Zoning and rotation of positions is an often unwritten rule in Nigerian politics, ostensibly to ensure equality in what is a very diverse society. Until Fubara’s election victory in March, no Ijaw had become governor since the return to democracy in 1999; all three of his predecessors in that time have been Ikwerre.
Already, Ijaws have started drumming support for the governor.
Jonathan Lokpobiri, president of the nationalist Ijaw Youth Council (IYC), said his people were already “worried about the catastrophic effect this crisis may have on Rivers State and the spiral effect it will have on the entire Niger Delta”.
The current developments, Lokpobiri told Al Jazeera, have so far “undermined and insulted the sensibilities of the Ijaw people”.
He said a lack of a fair and lasting solution could force the people to deploy different means in showing support for the governor, warning that interested parties could “go destructive which tends to get attention faster and better”.
“The president’s [actions and inactions] can be a recipe for disaster not just in Rivers State but the Niger Delta,” he warned. “If this issue is not managed and the president thinks it does not affect him, it will affect the oil industry.”
This could lead to an armed revolution, says Medee.
“People revolt in their area of advantage and one of their [Ijaw people] area of advantage is the oil pipeline that carries crude from other parts of the state through Ogoniland in Rivers …they could cut it off,” he told Al Jazeera.
‘A multiplier effect’
In the early 2000s, Niger Deltan youths, aggrieved by the economic marginalisation and environmental degradation of the region despite being the source of oil wealth, banded together into armed groups. They infamously destroyed oil pipelines and abducted oil companies’ employees. These attacks reduced oil production significantly, costing Nigeria a fifth of its production.
This continued for years until a 2009 presidential amnesty directive granted unconditional pardons and gave cash payments to rebels who agreed to turn in their arms.

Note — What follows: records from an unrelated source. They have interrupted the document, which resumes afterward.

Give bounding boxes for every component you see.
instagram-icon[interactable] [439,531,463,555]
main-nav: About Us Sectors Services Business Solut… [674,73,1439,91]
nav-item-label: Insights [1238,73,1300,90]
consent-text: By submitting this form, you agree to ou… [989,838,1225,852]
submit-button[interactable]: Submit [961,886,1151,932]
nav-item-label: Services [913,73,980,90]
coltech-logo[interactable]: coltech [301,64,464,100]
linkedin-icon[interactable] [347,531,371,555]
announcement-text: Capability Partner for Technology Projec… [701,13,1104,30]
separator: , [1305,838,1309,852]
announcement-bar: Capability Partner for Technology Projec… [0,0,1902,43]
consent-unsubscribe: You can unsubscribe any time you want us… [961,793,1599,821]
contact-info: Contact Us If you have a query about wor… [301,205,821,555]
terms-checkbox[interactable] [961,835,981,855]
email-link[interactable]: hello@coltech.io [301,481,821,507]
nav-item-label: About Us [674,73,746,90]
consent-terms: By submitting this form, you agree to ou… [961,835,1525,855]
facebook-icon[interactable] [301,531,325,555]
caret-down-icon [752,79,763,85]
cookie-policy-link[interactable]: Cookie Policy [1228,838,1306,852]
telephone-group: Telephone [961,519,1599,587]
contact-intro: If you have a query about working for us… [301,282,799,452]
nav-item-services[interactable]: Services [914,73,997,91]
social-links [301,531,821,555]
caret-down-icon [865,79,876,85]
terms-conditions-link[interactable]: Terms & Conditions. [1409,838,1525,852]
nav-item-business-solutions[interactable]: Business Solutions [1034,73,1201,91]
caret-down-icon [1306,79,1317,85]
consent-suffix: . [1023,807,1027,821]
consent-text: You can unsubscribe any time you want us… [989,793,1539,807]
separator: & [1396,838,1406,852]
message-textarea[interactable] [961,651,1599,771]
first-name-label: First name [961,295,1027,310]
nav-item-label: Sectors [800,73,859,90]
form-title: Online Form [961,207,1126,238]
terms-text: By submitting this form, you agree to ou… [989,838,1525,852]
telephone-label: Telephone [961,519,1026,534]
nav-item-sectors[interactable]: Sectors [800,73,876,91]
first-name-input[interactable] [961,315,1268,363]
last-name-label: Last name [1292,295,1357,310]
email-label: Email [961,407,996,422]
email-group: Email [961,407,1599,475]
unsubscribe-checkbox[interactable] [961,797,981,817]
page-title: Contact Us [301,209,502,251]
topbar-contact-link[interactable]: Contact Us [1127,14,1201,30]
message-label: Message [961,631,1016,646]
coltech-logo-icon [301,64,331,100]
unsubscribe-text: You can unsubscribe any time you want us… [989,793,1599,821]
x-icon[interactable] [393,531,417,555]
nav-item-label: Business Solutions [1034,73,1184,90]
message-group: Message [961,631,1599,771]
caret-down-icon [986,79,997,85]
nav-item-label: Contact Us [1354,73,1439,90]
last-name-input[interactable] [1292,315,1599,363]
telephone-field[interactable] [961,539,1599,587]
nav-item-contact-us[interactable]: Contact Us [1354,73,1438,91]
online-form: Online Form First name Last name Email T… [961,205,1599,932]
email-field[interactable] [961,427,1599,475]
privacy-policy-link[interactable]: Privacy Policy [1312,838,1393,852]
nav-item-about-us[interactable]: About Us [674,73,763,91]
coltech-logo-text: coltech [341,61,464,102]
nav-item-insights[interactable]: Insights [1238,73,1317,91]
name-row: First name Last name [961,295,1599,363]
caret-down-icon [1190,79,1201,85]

“If the [rebels] boys start again, it will hamper oil production and our calculation will fall short of expectation,” Adeola said.
Since the amnesty, the armed struggle in the delta has quietened partly because of surveillance deals granted to some former rebel leaders but also because of illegal small-scale refineries operated in parts of the region.
But experts like Obemeata Oriakpono, a reader in environmental health and toxicology at the University of Port Harcourt, say the political crisis could reignite that conflict and cause environmental damage that “cannot be quantified”.
“If the conflict degenerates more, it will be a multiplier effect,” he said.
Meanwhile, oil spillage resulting from sabotage could compound a continuing cleanup in Ogoniland, an area of 1,000sq km (385sq miles), which has historically been the epicentre of oil spills in the delta.
So Lokpobiri hopes the crisis is resolved permanently. “Our goal is not victory over one but a peaceful reconciliation,” he said, but warned that “[the] Ijaw nation will never allow [the governor] to be impeached. He must complete his [four-year] tenure.”